Iraqi oil awaits peace

June 2, 2003
Removal of 13-year-old sanctions by the United Nations Security Council on May 22 represents an important step for beleaguered Iraq. But it's only one advance among many...

Removal of 13-year-old sanctions by the United Nations Security Council on May 22 represents an important step for beleaguered Iraq. But it's only one advance among many yet to be made toward social and economic order.

The UN's decision probably allows 9 million bbl of crude stored at Ceyhan, Turkey, to begin flowing into tankers. What's more important, it clarifies interim governing powers of the US, UK, and other partners in the war to depose former Iraqi President Saddam Hussein. It also provides for a role in the provisional authority by a UN special representative, a move that will help restore international comity.

But a major hurdle remains. Although US President George W. Bush officially declared the end of combat operations on May 1, fighting in Iraq hasn't ceased. Expectations about sustained oil supply from Iraq must be tempered by an appreciation for the deadly hazards that linger.

Attacks continue

Draining storage isn't the same as continuously producing oil for export. Iraq is a long way from sustaining production of 1.5 million b/d, as recently predicted for mid-June by Thamir Ghadhban, the new Iraqi oil administrator. Iraqi oil reservoirs can flow at that aggregate rate and more, of course. But production equipment and pipelines are in wretched condition. And fixing them isn't easy with bullets still flying.

Combat operations may be over, but warfare is not. Coalition soldiers continue to come under attack and to be killed. Looting and vandalism are chronic. In some places, surface equipment, including gas-oil separators and pipelines, has sustained more damage since combat officially ceased than before. Most of the equipment was decrepit and leaking even before looters and vandals struck.

The UN's lifting of sanctions will accommodate delivery of desperately needed equipment and supplies. But it can't ease lingering dangers in the oil fields and along pipeline routes. Workers in Iraq don't move about without military guards.

The damage is so widespread and attacks so frequent that many US officials now see the problem as guerrilla retaliation by Saddam loyalists coordinated by a desperation plan of the ousted leader. Deputy Defense Sec. Paul Wolfowitz recently told Congress that "several tens of thousands" of Iraqi fighters remain armed, organized, and threatening.

Impatient lawmakers from both US political parties are complaining about the messiness. Their frustration is understandable, but their expectations are unrealistic. Warnings have long been ample that managing peace would be more difficult in post-Saddam Iraq than fighting the war.

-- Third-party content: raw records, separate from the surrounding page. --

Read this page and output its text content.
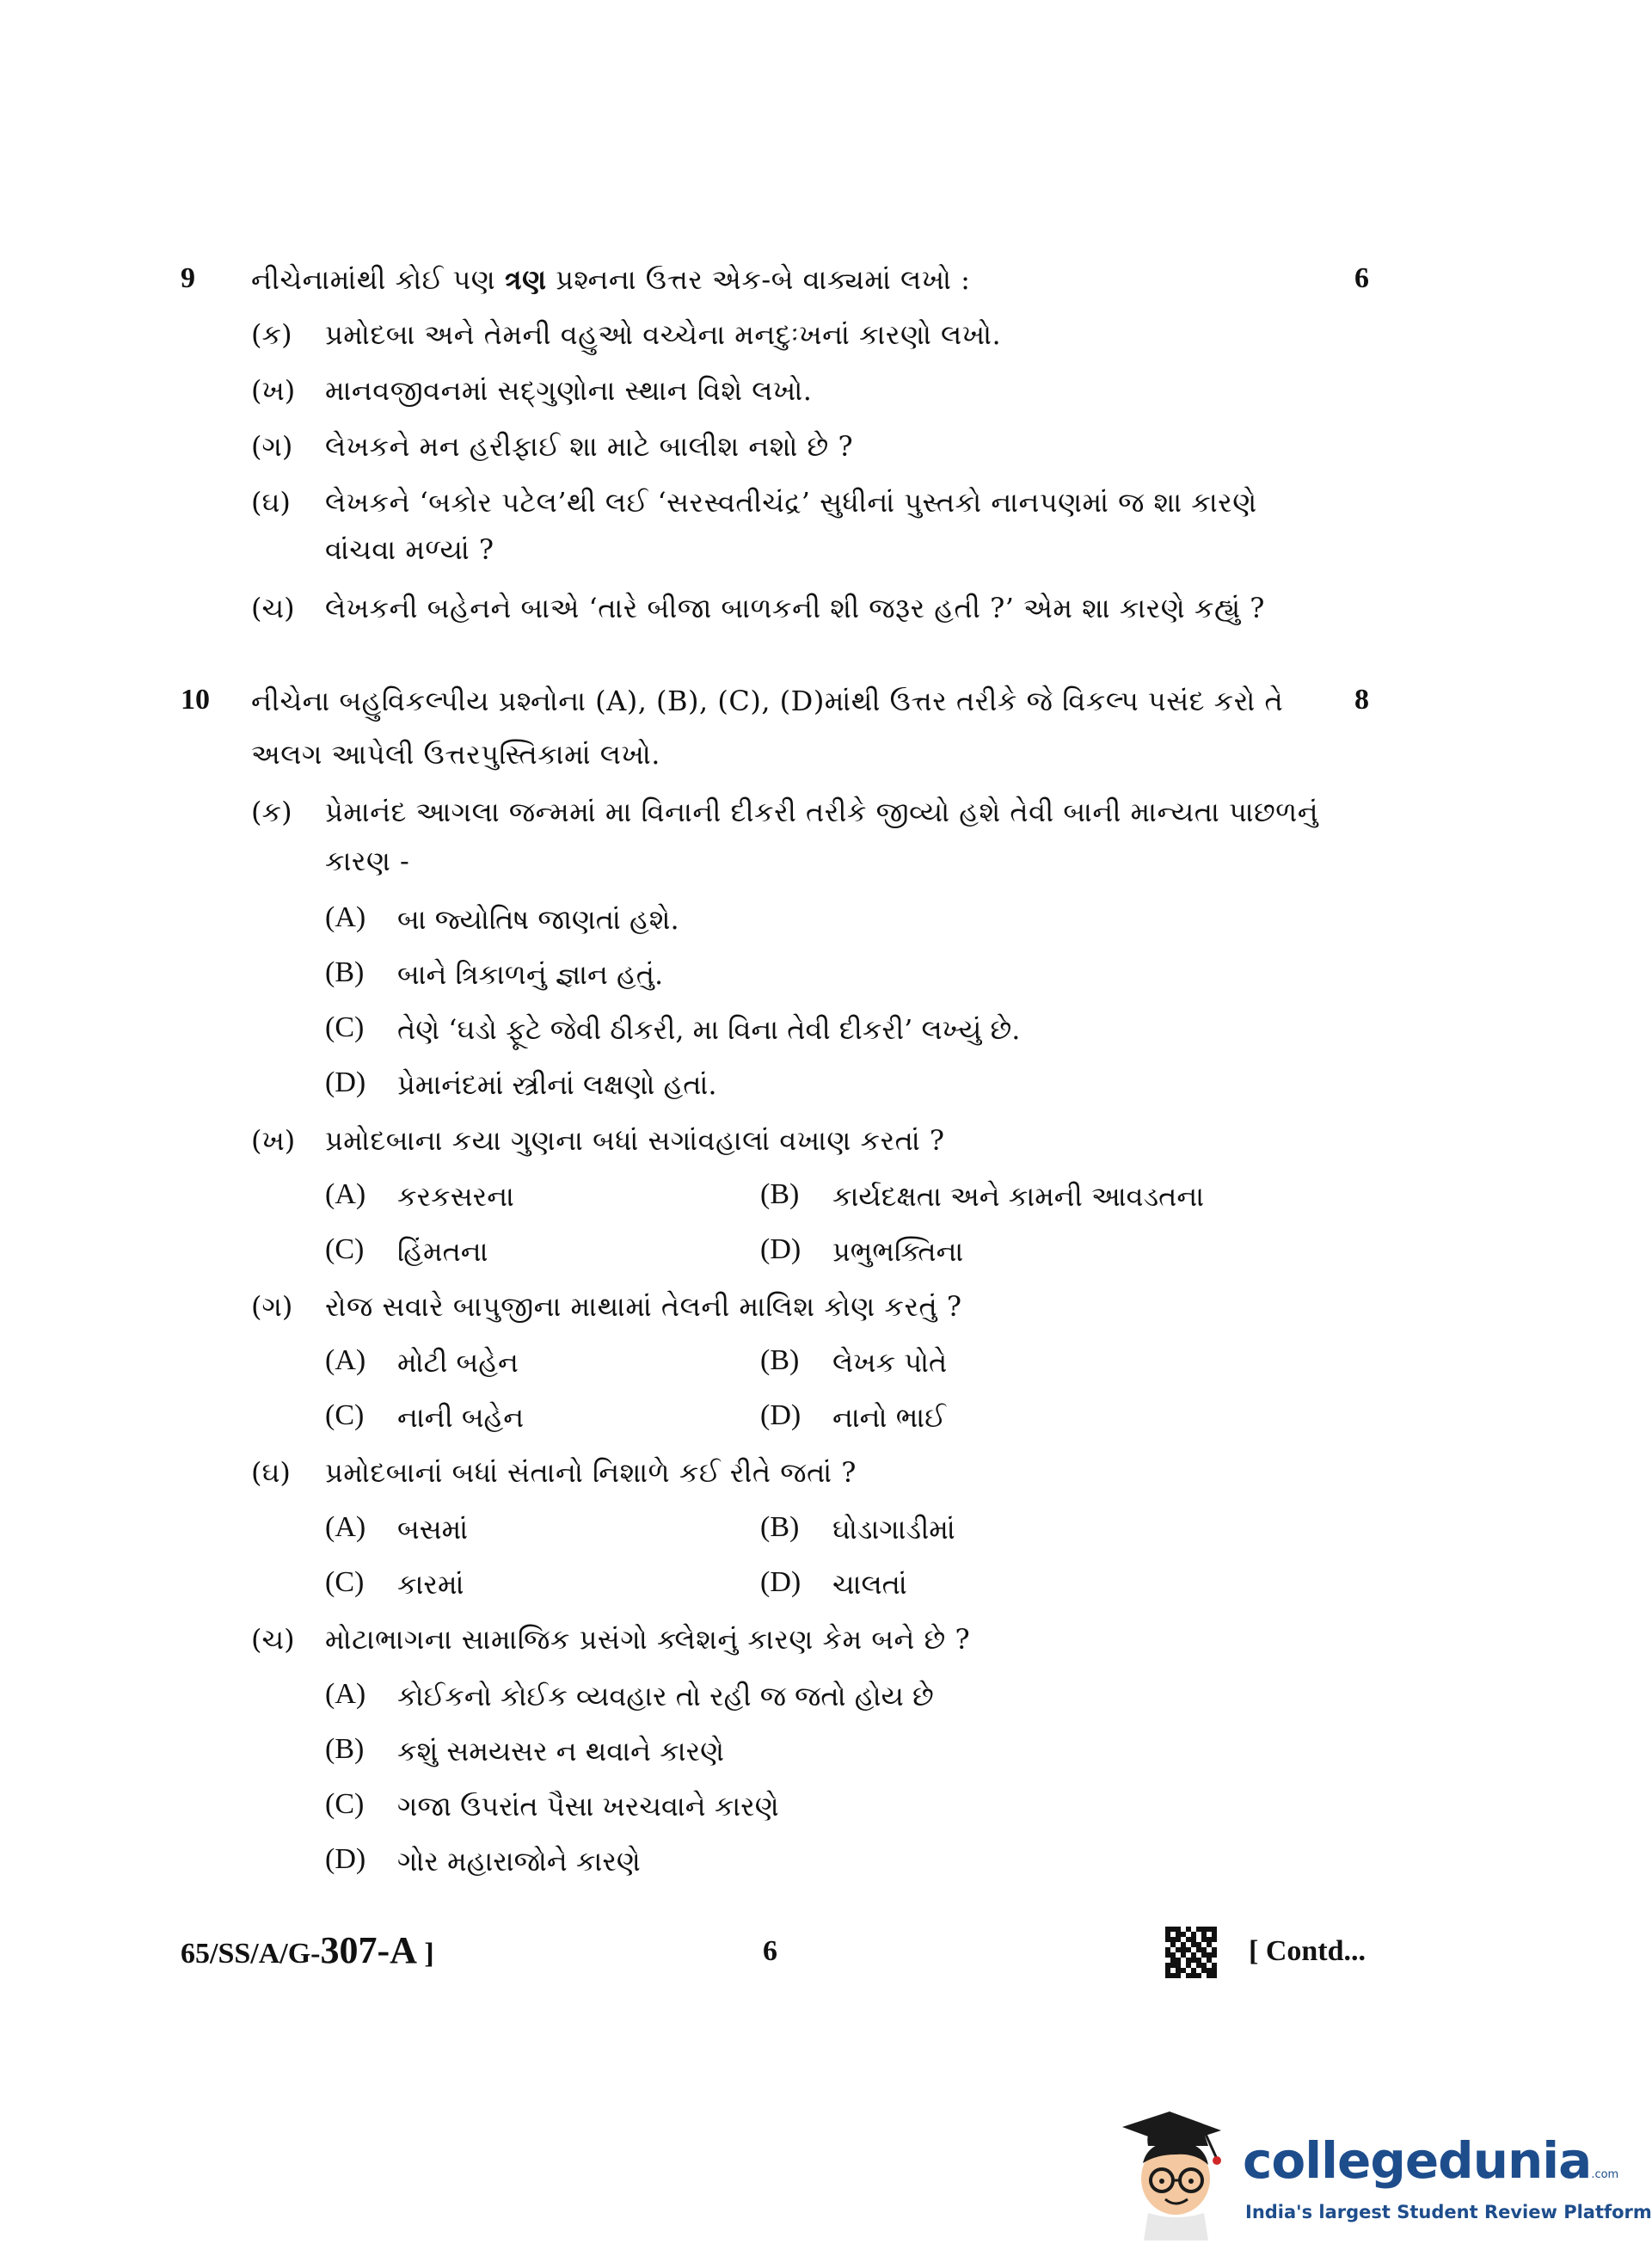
9 નીચેનામાંથી કોઈ પણ ત્રણ પ્રશ્નના ઉત્તર એક-બે વાક્યમાં લખો :	6
(ક) પ્રમોદબા અને તેમની વહુઓ વચ્ચેના મનદુઃખનાં કારણો લખો.
(ખ) માનવજીવનમાં સદ્‌ગુણોના સ્થાન વિશે લખો.
(ગ) લેખકને મન હરીફાઈ શા માટે બાલીશ નશો છે ?
(ઘ) લેખકને ‘બકોર પટેલ’થી લઈ ‘સરસ્વતીચંદ્ર’ સુધીનાં પુસ્તકો નાનપણમાં જ શા કારણે
વાંચવા મળ્યાં ?
(ચ) લેખકની બહેનને બાએ ‘તારે બીજા બાળકની શી જરૂર હતી ?’ એમ શા કારણે કહ્યું ?
10 નીચેના બહુવિકલ્પીય પ્રશ્નોના (A), (B), (C), (D)માંથી ઉત્તર તરીકે જે વિકલ્પ પસંદ કરો તે 8
અલગ આપેલી ઉત્તરપુસ્તિકામાં લખો.
(ક) પ્રેમાનંદ આગલા જન્મમાં મા વિનાની દીકરી તરીકે જીવ્યો હશે તેવી બાની માન્યતા પાછળનું
કારણ -
(A) બા જ્યોતિષ જાણતાં હશે.
(B) બાને ત્રિકાળનું જ્ઞાન હતું.
(C) તેણે ‘ઘડો ફૂટે જેવી ઠીકરી, મા વિના તેવી દીકરી’ લખ્યું છે.
(D) પ્રેમાનંદમાં સ્ત્રીનાં લક્ષણો હતાં.
(ખ) પ્રમોદબાના કયા ગુણના બધાં સગાંવહાલાં વખાણ કરતાં ?
(A) કરકસરના	(B) કાર્યદક્ષતા અને કામની આવડતના
(C) હિંમતના	(D) પ્રભુભક્તિના
(ગ) રોજ સવારે બાપુજીના માથામાં તેલની માલિશ કોણ કરતું ?
(A) મોટી બહેન	(B) લેખક પોતે
(C) નાની બહેન	(D) નાનો ભાઈ
(ઘ) પ્રમોદબાનાં બધાં સંતાનો નિશાળે કઈ રીતે જતાં ?
(A) બસમાં	(B) ઘોડાગાડીમાં
(C) કારમાં	(D) ચાલતાં
(ચ) મોટાભાગના સામાજિક પ્રસંગો ક્લેશનું કારણ કેમ બને છે ?
(A) કોઈકનો કોઈક વ્યવહાર તો રહી જ જતો હોય છે
(B) કશું સમયસર ન થવાને કારણે
(C) ગજા ઉપરાંત પૈસા ખરચવાને કારણે
(D) ગોર મહારાજોને કારણે
65/SS/A/G-307-A ]	6	[ Contd...
collegedunia.com
India's largest Student Review Platform
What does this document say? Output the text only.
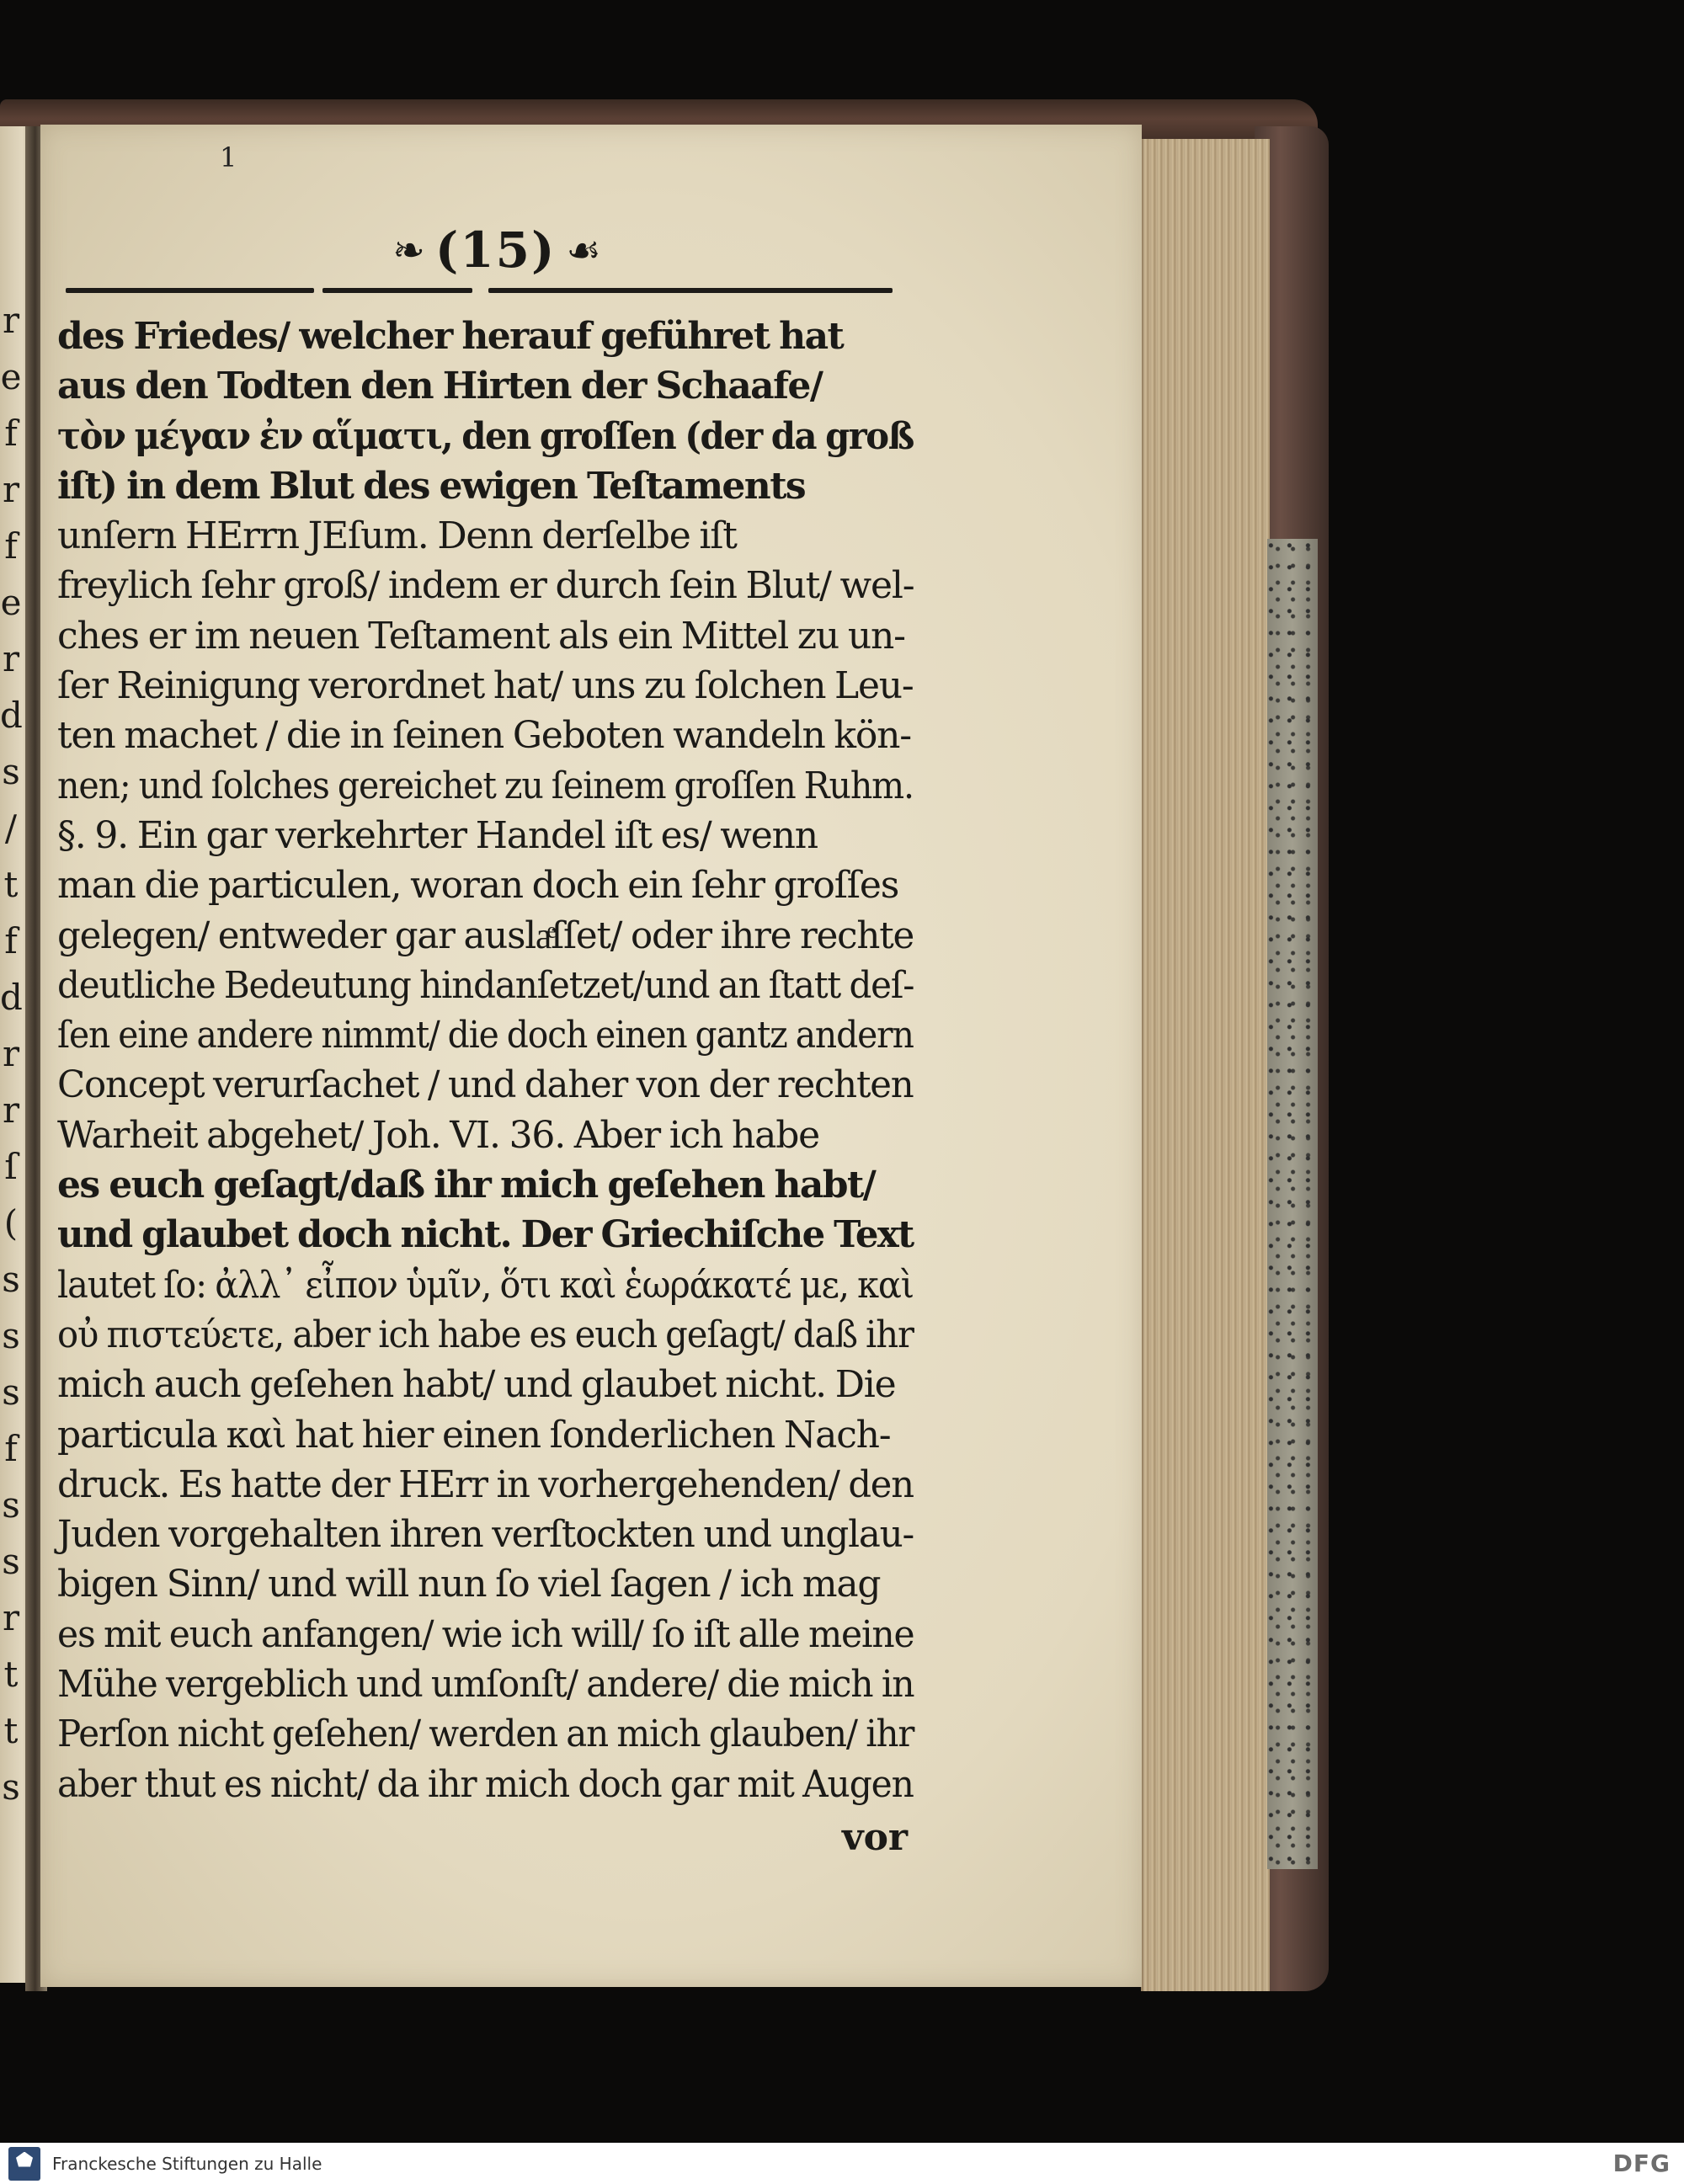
1
❧ (15) ☙
des Friedes/ welcher herauf geführet hat
aus den Todten den Hirten der Schaafe/
τὸν μέγαν ἐν αἵματι, den groſſen (der da groß
iſt) in dem Blut des ewigen Teſtaments
unſern HErrn JEſum. Denn derſelbe iſt
freylich ſehr groß/ indem er durch ſein Blut/ wel-
ches er im neuen Teſtament als ein Mittel zu un-
ſer Reinigung verordnet hat/ uns zu ſolchen Leu-
ten machet / die in ſeinen Geboten wandeln kön-
nen; und ſolches gereichet zu ſeinem groſſen Ruhm.
§. 9. Ein gar verkehrter Handel iſt es/ wenn
man die particulen, woran doch ein ſehr groſſes
gelegen/ entweder gar auslaͤſſet/ oder ihre rechte
deutliche Bedeutung hindanſetzet/und an ſtatt deſ-
ſen eine andere nimmt/ die doch einen gantz andern
Concept verurſachet / und daher von der rechten
Warheit abgehet/ Joh. VI. 36. Aber ich habe
es euch geſagt/daß ihr mich geſehen habt/
und glaubet doch nicht. Der Griechiſche Text
lautet ſo: ἀλλ᾽ εἶπον ὑμῖν, ὅτι καὶ ἑωράκατέ με, καὶ
οὐ πιστεύετε, aber ich habe es euch geſagt/ daß ihr
mich auch geſehen habt/ und glaubet nicht. Die
particula καὶ hat hier einen ſonderlichen Nach-
druck. Es hatte der HErr in vorhergehenden/ den
Juden vorgehalten ihren verſtockten und unglau-
bigen Sinn/ und will nun ſo viel ſagen / ich mag
es mit euch anfangen/ wie ich will/ ſo iſt alle meine
Mühe vergeblich und umſonſt/ andere/ die mich in
Perſon nicht geſehen/ werden an mich glauben/ ihr
aber thut es nicht/ da ihr mich doch gar mit Augen
vor
r
e
f
r
f
e
r
d
s
/
t
f
d
r
r
ſ
(
s
s
s
f
s
s
r
t
t
s
Franckesche Stiftungen zu Halle	DFG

What needs to be understood is that peace didn't begin when that giant statue of Saddam famously toppled. Until it does, oil flow from Iraq will have limits.

Before the war, Iraq's crucial export pipeline to Ceyhan operated at half its design capacity because of corrosion and damage to pump stations. The reversible Strategic Pipeline between the northern and southern producing areas also leaks and can't sustain design pressure. Pump stations along both systems need to be repaired or rebuilt.

Before the recent hostilities a 700,000 b/d pipeline to Syria was smuggling as much as 400,000 b/d out of Iraq but is old and rusty and now closed. The export pipeline in perhaps best repair is the 1.6 million b/d pipeline through Saudi Arabia, closed since the Iraqi attack on Kuwait in 1990. Iraqi refineries, too, are in poor shape despite the reported ingenuity with which their poorly supplied and cash-starved operators have kept them running.

Iraq's two main offshore terminals in the Persian Gulf survived the recent war but need maintenance. The Mina al-Bakr terminal handled less than design capacity of 1.6 million b/d of southern-area production before the war. The nearby Khor al-Amaya terminal, destroyed in earlier wars, was resuming operation after reconstruction.

Priority aim

Craving revenue, the interim authority might hope to squeeze 1.5 million b/d through this creaky infrastructure—perhaps more on occasion. But maintaining that throughput will be difficult against the already well-advanced forces of corrosion and imposed neglect and the new threats of sabotage and guerrilla attacks.

Iraq can't export oil at rates the country needs without wholesale rehabilitation of surface facilities, no matter what its lavishly endowed reservoirs can do. The work can't happen until the war really ends. That must remain the world's priority aim for Iraq.